A05 Flashcards
Exploring literary texts informed by different interpretations (13 cards)
Marius Bewley:
“Gatsby’s greatness lies in his capacity for hope.”
📝 Use this to present Gatsby as a tragic idealist rather than a mere criminal.
Sarah Churchwell:
“The novel is a satire of a society that treats people as commodities.”
📝 Use this to argue Fitzgerald critiques materialism and dehumanisation in the 1920s.
Tony Tanner:
“Gatsby lives in the world of the romantic energies and colors.”
📝 Apply to show Gatsby as symbolic of the American romantic tradition — full of promise, yet doomed.
Lionel Trilling:
“Gatsby comes inevitably to stand for America itself.”
📝 Useful for interpreting Gatsby as a personification of the American Dream and its collapse.
Leland S. Person:
“Nick is an unreliable narrator who disguises his own moral ambiguity.”
📝 Great for essays challenging Nick’s objectivity and trustworthiness.
Kathleen Parkinson:
“Daisy represents the amoral values of the aristocracy.”
📝 Use to present Daisy as symbolic of elite corruption and hollowness.
Roger Lewis:
“The novel embodies the death of the American Dream.”
📝 Ideal for essays about the loss of values after WW1 and the emptiness of the American Dream.
James E. Miller Jr. :
“Gatsby’s dream is not simply material… it is spiritual as well.”
📝 Supports readings of Gatsby as more than just a materialist.
Feminist Reading:
Daisy is “a victim of patriarchal expectations and limited choices.”
📝 Use this to explore gender roles and the limits on female agency.
Marxist Criticism
The novel exposes “the illusion of class mobility in capitalist America.”

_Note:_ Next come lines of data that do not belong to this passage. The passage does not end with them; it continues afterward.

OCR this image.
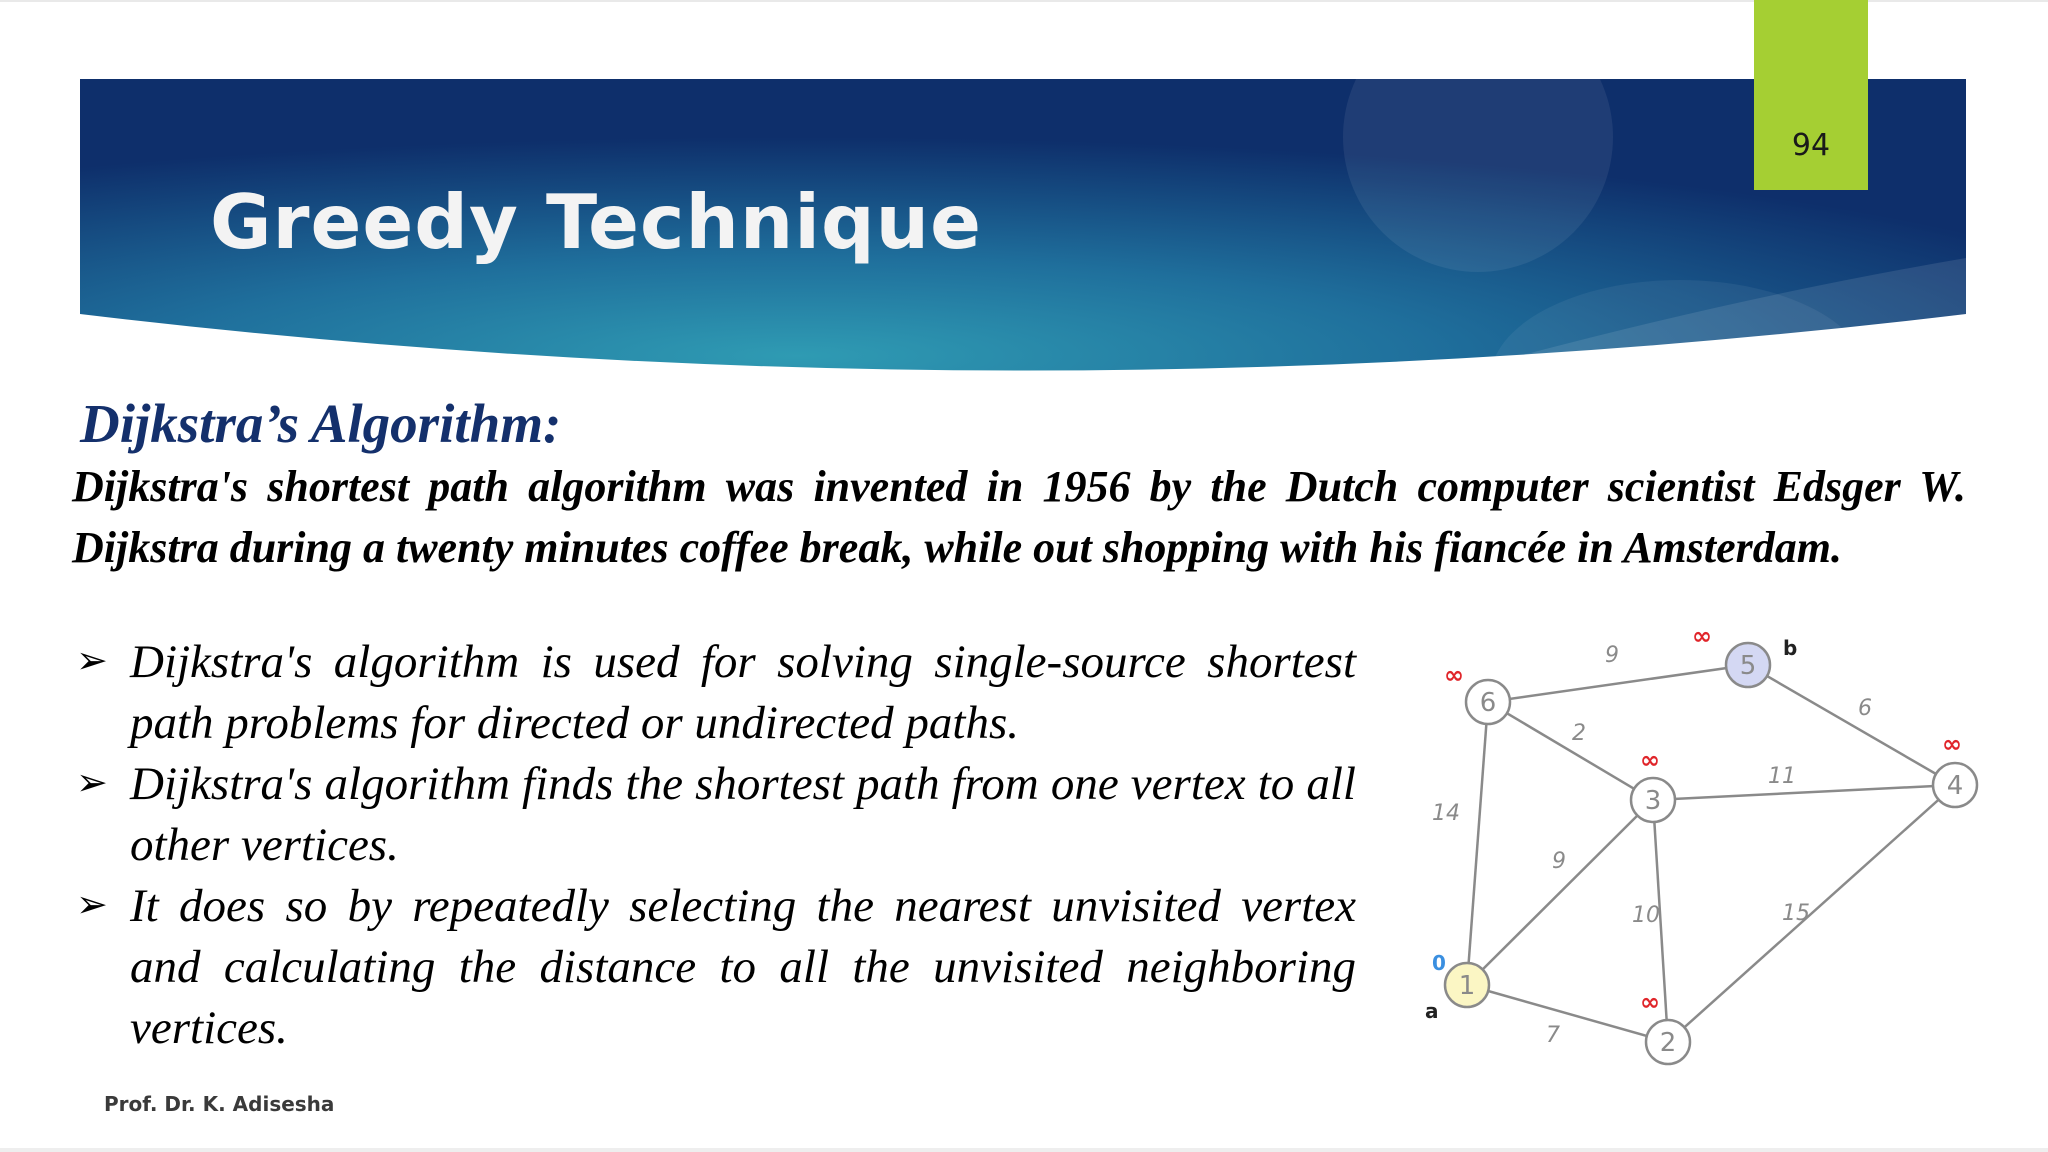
94
Greedy Technique
Dijkstra’s Algorithm:
Dijkstra's shortest path algorithm was invented in 1956 by the Dutch computer scientist Edsger W. Dijkstra during a twenty minutes coffee break, while out shopping with his fiancée in Amsterdam.
➢ Dijkstra's algorithm is used for solving single-source shortest path problems for directed or undirected paths.
➢ Dijkstra's algorithm finds the shortest path from one vertex to all other vertices.
➢ It does so by repeatedly selecting the nearest unvisited vertex and calculating the distance to all the unvisited neighboring vertices.
9
6
2
11
14
9
10	15
7
1
0
a
2
∞
3
∞
4
∞
5
∞	b
6
∞
Prof. Dr. K. Adisesha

📝 Great for critical essays on class, inequality, and systemic power.
Psychoanalytic Reading:
Looks at Gatsby’s obsession as a manifestation of unconscious desire and denial of reality.
New Historicist Reading:
Considers the novel within the social, economic, and political context of 1920s America — Prohibition, the Roaring Twenties, and the aftermath of WWI.
Postmodern Reading:
Explores the fragmented identity and unreliable narration, questioning the nature of truth in the novel.